Geriatric Use: In premarketing clinical trials with immediate-release paroxetine, 17% of paroxetine-treated patients (approximately 700) were 65 years of age or older. Pharmacokinetic studies revealed a decreased clearance in the elderly, and a lower starting dose is recommended; however, no overall differences in safety or effectiveness were observed between these subjects and younger subjects.
SSRIs, including PEXEVA, have been associated with cases of clinically significant hyponatremia in elderly patients, who may be at greater risk for this adverse reaction.
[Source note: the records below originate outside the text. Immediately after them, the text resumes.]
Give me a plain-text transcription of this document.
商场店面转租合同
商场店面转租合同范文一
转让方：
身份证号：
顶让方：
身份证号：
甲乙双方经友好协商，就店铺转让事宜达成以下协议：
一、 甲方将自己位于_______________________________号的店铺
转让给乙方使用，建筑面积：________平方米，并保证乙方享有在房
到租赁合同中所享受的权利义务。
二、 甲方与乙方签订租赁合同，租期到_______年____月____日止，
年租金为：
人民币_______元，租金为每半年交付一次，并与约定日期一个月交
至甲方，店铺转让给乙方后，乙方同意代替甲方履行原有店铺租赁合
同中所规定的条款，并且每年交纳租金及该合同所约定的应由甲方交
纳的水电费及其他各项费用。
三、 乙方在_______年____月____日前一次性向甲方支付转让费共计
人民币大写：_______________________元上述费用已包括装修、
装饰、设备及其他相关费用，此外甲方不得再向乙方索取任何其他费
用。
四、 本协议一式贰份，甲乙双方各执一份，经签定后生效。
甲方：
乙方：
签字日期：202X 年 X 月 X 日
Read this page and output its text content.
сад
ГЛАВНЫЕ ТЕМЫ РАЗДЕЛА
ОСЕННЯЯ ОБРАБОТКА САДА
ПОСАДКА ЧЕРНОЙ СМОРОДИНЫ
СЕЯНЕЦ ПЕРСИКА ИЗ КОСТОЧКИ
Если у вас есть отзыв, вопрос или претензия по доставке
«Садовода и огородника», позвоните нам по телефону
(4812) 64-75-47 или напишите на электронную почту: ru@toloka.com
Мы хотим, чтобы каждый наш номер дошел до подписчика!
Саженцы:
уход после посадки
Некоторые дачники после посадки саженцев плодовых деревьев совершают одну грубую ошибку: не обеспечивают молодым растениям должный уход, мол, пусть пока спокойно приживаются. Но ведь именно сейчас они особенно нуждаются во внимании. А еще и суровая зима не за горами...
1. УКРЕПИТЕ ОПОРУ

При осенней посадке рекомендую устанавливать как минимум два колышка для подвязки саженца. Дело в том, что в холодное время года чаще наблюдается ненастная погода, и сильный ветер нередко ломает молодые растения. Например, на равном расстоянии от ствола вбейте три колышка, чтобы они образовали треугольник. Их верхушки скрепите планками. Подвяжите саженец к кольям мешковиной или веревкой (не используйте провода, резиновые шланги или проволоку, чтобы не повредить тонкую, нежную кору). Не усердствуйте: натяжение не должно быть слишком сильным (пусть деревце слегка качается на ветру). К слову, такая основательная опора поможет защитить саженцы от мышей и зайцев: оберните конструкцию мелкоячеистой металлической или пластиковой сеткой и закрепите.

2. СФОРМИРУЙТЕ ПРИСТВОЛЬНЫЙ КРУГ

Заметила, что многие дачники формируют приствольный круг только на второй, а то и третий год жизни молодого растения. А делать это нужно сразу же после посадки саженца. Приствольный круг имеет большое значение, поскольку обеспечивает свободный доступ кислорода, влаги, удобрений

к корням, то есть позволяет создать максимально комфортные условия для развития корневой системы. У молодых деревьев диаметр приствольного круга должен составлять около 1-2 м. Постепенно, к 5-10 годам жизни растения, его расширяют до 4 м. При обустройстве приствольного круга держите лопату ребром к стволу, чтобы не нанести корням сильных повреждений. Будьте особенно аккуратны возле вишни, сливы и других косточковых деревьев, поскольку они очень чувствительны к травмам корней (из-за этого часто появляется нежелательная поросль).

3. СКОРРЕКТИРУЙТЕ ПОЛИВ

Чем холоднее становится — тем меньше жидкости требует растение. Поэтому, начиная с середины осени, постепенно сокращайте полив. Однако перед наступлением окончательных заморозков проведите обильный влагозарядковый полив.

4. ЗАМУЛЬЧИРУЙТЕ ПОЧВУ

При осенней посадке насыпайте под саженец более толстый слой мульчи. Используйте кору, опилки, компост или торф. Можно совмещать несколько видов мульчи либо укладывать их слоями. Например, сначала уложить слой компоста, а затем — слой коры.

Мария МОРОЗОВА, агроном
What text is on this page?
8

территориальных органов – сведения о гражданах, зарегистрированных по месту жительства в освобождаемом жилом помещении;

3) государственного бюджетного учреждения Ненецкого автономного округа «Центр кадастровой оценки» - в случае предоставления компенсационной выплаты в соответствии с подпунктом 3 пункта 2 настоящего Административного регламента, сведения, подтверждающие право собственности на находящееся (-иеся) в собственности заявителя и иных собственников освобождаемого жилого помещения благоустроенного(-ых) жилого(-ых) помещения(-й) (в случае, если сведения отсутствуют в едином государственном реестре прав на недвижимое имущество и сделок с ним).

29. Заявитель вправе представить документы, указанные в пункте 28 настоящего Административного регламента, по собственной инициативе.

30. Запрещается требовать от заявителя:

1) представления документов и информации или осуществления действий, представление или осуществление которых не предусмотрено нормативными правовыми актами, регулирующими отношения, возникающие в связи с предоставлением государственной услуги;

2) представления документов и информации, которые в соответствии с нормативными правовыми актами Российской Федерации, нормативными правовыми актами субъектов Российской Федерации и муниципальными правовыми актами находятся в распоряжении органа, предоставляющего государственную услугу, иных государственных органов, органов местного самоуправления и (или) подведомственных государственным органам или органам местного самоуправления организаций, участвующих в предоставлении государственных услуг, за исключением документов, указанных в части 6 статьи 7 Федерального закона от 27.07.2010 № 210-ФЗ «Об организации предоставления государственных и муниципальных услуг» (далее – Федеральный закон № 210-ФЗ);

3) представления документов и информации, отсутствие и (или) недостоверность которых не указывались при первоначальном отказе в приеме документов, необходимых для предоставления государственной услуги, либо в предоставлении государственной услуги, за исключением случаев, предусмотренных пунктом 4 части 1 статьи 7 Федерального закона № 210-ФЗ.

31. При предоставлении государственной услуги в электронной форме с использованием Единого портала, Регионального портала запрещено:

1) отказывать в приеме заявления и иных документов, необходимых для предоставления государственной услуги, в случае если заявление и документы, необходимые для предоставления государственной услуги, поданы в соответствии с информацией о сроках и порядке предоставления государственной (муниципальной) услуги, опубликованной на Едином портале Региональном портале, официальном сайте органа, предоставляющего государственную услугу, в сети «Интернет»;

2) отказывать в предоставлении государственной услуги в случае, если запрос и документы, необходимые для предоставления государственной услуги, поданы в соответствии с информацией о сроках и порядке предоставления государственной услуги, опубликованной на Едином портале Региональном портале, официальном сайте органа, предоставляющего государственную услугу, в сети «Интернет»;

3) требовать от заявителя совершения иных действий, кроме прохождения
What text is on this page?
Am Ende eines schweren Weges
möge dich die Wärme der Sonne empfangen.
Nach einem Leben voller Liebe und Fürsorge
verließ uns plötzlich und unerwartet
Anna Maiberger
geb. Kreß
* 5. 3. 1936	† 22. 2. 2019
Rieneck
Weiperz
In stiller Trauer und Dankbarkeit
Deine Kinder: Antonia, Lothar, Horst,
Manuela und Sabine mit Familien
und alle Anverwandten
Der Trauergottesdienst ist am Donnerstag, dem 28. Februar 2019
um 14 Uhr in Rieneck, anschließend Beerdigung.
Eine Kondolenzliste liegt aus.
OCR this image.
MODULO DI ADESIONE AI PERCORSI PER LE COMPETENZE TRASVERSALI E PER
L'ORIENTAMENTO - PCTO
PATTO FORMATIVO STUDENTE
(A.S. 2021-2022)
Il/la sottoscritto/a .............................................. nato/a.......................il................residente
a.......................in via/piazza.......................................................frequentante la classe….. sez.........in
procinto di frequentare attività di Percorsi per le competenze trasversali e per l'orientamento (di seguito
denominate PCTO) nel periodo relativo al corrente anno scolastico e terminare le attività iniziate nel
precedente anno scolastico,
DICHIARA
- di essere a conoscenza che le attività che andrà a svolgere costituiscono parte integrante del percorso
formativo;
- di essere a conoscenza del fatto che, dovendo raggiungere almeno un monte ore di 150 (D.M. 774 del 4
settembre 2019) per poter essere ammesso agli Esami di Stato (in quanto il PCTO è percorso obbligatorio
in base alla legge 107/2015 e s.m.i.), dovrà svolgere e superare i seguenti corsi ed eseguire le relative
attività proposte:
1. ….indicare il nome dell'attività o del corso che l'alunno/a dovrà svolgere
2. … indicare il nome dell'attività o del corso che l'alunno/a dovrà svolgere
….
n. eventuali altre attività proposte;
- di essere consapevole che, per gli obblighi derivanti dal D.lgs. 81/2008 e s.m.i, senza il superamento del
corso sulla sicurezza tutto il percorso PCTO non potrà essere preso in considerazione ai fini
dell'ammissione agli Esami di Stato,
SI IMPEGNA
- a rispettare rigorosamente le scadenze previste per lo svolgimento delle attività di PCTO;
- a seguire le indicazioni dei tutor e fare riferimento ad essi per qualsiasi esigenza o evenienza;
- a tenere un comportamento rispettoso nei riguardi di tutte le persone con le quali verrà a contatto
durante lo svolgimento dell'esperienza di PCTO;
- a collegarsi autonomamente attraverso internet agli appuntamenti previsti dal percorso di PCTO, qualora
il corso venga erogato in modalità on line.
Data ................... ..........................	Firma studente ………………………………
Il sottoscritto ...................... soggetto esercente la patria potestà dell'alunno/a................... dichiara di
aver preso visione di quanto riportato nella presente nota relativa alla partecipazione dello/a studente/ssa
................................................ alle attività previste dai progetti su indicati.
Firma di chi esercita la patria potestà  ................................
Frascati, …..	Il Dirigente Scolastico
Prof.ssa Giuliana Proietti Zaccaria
Renal and/or Hepatic Impairment: Increased plasma concentrations of paroxetine occur in patients with renal and hepatic impairment. The initial dosage of PEXEVA should be reduced in patients with severe renal impairment and patients with severe hepatic impairment.
The following have been reported with paroxetine tablet overdosage:
Seizures, which may be delayed, and altered mental status including coma.
Cardiovascular toxicity, which may be delayed, including QRS and QTc interval prolongation. Hypertension most commonly seen, but rarely can see hypotension alone or with co-ingestants including alcohol.
Serotonin syndrome (patients with a multiple drug overdosage with other pro-serotonergic drugs may have a higher risk).
Gastrointestinal decontamination with activated charcoal should be considered in patients who present early after a paroxetine overdose.